Lakin bu bizde tam tersidir. Müslümanlar ne zaman dine sarılmışlar, o zaman terakki etmişler, ne zaman dini terk etmişlerse, o zaman da tedenniye düşmüşler. Tarih buna şahittir. Asr-ı saadet, Emevilerin ve Abbasilerin bazı dönemleri, Selçuklu ve Osmanlının tamamı buna güzel birer örnektirler.”
Keza günümüzde de İslam dünyası, İslam’a sımsıkı sarılmadığı için perişanız ve tedennideyiz.” (Gerileme, düşme.)
Şimdiye kadar sekiz, korsan üç baskısı yapılan, iki milyon okura ulaşan SEN KİMSİN? İsimli eserimde yer alan: İSLÂM’I NASIL YOK EDELİM? Başlıklı yazıda
yer alan hususlar içerisinde; “Müslümanların ilerlemelerinin nedenleri” şöyle sıralanıyor:
1-Faizi, stokçuluğu, fesadı, içkiyi ve domuz etini yasaklamaları…
2-Din alimlerine inanç ve imandan kaynaklanan bir sevgi ve saygı duymaları…
3-Namaz, oruç, hac gibi farizelerin ifa edilmesine gösterilen alaka…
4-İslâm dini inançlarına iman ve ihlas ile bağlanmaları…
5- Çocuk ve gençlerin eğitimine önem verilmesi, aile bağlarının sağlamlaştırılması..
6-Fesad ve gayri meşru ilişkileri önlediği için kadınların örtünmelerine büyük önem vermeleri..
7-Cemaat namazlarının sünnet oluşu ve Müslümanların günde birkaç kez camilerde bir araya gelişi…
8-İyilik yapmaya önem verilmesi… Vesair…
Aynı Kitaba göre; Müslümanları zayıflatmanın yolları şöyle sıralanıyor:
1-Müslümanları cehalet ve bilgisizliğe itmek. Her türlü eğitim ve öğretim merkezleri kurulmasını önlemek.
2-Tembelliğe teşvik etmek, çalışkanlığa mani olmak.
3-Her türlü iman ve değişikliği önlemek.
4-İslâm memleketleri hükümdarlarını; içki, kumar, fuhuş gibi fesatlara sürüklemek.

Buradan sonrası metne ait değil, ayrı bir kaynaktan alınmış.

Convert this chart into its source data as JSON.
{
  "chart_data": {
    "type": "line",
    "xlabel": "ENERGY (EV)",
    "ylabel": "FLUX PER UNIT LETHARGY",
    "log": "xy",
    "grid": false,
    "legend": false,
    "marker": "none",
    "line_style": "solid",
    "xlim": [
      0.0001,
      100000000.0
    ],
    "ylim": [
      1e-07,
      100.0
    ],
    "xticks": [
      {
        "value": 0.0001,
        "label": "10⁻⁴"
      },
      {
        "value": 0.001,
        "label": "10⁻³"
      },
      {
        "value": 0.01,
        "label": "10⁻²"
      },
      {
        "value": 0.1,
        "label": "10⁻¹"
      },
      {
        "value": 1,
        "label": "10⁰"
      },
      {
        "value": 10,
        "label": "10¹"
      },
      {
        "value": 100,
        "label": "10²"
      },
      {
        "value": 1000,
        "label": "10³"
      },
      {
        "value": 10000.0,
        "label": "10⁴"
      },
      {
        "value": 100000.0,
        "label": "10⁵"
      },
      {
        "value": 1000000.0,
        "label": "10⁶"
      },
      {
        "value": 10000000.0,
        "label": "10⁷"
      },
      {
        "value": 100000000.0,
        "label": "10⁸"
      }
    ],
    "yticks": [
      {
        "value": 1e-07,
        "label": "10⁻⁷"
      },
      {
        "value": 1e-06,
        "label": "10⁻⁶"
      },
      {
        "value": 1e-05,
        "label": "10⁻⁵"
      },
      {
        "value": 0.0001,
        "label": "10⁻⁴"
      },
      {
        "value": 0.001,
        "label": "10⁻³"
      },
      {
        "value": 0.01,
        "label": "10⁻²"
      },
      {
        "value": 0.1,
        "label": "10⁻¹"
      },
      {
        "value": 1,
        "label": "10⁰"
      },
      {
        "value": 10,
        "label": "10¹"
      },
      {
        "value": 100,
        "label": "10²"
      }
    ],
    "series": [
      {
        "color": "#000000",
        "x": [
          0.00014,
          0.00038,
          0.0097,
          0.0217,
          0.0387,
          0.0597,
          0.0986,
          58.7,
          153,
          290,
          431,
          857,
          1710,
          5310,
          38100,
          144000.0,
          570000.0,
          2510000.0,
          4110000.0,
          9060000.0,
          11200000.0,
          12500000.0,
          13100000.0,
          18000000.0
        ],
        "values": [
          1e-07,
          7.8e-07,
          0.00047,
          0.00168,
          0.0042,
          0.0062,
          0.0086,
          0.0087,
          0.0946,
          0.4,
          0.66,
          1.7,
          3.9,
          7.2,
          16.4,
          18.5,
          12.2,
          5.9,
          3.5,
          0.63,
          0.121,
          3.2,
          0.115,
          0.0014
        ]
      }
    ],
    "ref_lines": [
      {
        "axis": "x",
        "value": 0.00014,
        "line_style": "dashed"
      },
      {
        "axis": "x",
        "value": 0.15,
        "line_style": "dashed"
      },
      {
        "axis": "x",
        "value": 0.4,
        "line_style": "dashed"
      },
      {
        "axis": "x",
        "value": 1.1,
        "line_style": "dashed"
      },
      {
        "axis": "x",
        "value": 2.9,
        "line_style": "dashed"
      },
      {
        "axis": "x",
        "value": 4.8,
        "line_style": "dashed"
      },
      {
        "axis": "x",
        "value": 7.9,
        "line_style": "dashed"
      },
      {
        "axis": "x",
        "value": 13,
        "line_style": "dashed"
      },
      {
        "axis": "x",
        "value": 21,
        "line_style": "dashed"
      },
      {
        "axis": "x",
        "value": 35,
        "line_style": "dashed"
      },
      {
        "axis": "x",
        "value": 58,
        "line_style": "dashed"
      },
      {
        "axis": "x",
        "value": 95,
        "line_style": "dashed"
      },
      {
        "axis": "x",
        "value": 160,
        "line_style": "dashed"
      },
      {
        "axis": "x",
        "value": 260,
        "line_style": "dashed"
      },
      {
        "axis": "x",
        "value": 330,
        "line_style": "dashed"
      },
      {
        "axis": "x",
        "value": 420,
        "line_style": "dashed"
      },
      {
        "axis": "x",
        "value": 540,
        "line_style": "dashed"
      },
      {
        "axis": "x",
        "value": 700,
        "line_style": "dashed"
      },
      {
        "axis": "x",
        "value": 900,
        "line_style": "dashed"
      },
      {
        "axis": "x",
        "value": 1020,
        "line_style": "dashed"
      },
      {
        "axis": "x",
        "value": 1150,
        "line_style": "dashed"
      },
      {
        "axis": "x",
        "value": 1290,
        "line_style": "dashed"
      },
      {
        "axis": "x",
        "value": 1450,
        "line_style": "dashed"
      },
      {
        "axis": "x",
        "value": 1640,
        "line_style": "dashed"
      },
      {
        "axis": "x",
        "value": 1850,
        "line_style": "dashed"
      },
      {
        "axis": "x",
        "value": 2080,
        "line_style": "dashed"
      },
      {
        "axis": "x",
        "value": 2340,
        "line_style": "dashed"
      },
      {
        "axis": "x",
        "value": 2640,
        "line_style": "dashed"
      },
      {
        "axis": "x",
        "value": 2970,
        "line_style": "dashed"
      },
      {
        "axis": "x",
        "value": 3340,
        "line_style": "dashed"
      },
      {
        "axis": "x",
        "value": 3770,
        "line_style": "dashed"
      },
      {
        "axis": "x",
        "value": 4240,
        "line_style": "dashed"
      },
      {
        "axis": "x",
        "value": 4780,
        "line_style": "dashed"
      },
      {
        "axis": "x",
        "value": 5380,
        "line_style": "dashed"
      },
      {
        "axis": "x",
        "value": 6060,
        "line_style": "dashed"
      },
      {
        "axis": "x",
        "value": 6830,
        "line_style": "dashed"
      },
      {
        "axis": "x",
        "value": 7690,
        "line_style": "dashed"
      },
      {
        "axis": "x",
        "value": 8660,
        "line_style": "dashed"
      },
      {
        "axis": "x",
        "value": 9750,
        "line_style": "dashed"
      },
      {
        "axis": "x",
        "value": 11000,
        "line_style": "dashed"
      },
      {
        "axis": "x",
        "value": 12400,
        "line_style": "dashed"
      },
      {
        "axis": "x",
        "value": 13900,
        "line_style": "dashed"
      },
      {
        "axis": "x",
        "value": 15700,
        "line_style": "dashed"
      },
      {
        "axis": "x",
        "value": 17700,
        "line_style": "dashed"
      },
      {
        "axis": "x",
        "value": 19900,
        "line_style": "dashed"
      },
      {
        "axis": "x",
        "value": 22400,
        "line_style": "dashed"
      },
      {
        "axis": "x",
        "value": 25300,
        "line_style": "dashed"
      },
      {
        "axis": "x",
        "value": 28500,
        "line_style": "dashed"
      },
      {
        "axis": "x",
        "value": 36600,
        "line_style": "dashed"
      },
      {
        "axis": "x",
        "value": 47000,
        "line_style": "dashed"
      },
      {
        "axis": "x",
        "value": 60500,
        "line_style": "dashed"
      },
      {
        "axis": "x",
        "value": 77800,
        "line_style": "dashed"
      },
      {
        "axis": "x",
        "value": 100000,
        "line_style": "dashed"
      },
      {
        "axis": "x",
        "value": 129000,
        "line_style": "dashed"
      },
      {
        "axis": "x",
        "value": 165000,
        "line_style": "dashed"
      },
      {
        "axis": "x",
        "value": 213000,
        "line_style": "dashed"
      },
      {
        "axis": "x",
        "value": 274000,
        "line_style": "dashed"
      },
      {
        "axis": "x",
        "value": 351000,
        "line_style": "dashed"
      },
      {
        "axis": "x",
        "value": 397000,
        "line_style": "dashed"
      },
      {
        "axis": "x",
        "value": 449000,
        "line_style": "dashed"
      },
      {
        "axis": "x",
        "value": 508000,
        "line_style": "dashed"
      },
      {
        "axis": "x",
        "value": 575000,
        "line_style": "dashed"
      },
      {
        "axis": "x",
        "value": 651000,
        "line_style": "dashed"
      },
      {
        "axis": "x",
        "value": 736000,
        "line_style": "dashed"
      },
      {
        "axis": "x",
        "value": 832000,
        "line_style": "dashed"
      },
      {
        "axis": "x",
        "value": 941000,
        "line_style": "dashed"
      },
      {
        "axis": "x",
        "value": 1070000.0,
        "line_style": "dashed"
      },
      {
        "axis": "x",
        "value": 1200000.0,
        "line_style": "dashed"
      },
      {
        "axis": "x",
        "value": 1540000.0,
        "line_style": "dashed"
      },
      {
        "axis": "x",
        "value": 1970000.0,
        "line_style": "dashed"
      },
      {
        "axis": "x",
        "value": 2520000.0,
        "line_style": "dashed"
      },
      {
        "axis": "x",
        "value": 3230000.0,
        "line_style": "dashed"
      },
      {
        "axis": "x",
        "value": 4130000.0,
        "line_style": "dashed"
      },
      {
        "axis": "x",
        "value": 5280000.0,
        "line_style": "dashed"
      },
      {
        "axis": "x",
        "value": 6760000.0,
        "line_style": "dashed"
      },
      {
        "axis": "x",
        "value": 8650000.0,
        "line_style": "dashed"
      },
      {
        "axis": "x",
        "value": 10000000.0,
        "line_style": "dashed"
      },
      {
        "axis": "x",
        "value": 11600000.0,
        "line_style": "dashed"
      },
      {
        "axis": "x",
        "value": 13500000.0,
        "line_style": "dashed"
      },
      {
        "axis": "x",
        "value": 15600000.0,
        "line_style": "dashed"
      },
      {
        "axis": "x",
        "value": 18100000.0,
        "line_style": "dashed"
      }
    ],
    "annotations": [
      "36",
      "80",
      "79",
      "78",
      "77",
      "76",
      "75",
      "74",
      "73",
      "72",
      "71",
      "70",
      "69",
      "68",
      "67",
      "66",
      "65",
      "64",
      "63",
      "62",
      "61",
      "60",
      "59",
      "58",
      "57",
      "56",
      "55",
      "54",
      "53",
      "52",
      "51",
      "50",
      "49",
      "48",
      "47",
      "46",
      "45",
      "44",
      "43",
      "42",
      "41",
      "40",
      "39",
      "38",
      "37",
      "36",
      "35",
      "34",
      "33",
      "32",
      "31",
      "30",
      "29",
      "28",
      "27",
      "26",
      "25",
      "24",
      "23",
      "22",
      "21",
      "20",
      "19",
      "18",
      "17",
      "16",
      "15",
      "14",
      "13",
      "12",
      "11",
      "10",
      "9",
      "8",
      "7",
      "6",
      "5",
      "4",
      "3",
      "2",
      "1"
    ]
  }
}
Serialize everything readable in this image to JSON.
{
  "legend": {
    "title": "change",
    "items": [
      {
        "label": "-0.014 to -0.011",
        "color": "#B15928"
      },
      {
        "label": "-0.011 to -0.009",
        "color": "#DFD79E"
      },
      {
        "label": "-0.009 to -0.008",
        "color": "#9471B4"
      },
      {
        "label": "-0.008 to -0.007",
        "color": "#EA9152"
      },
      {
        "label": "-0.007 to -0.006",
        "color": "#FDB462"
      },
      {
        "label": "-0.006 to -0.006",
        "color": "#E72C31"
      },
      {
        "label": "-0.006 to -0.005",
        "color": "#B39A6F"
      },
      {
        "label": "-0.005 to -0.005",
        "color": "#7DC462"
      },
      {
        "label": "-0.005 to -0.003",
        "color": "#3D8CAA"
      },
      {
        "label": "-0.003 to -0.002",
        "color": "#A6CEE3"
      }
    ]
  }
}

5-Kadınların birer köle oluduğu zihniyetini yaymalıyız.
6- Müslümanların ırkçı ve milliyetçi duyguları kamçılanarak, eski kültür, dil ve tarihe sıkı sıkıya bağlı olmalarına neden olan düşünceleri takviye edilmelidir.
7- İçki, kumar, fesat ve fuhuşu yaymak, domuzeti yemeği teşvik etmek.
8- Din alimleri ile halk arasındaki karşılıklı sevgi ve saygı bozulmalıdır.
9-Müslamanları ibadetlerinden alıkoymak.
10- Baba-evlat ilişkilerini bozmak.
11-Müslüman kadınların tesettürden vazgeçmeleri için olağanüstü bir çaba sarfetmeliyiz.
12- Cami, okul, hayrat gibi tesislerin yapımını teşvik eden İslâmi gelenekleri ortadan kaldırmak.
300 senedir mağlup olan Müslümanlar, üçyüz seneden beri birbirleriyle uğraşıyor… Düşmanları karşısında mağlup olanlar, dostlarına galip gelmenin çarelerini arıyor.. “Allah’ın hükümleriyle hükmetmeyenler, kafirlerin taa kendileridir!” ayet meali söyleyenler, “Mü’minler kardeştir” ayetine uymuyor…”
“Titre ve kendine dön!” diyenler, nev güzel söylemiştir. Kendine dönmeyen, kendini bilmeyen, tevhidi ve Vahdeti unutan, Medeniyet ve çağdaşlık salataları ile beslenip, beyinleri yıkanan bir nesilden ve toplumdan fayda bekleme.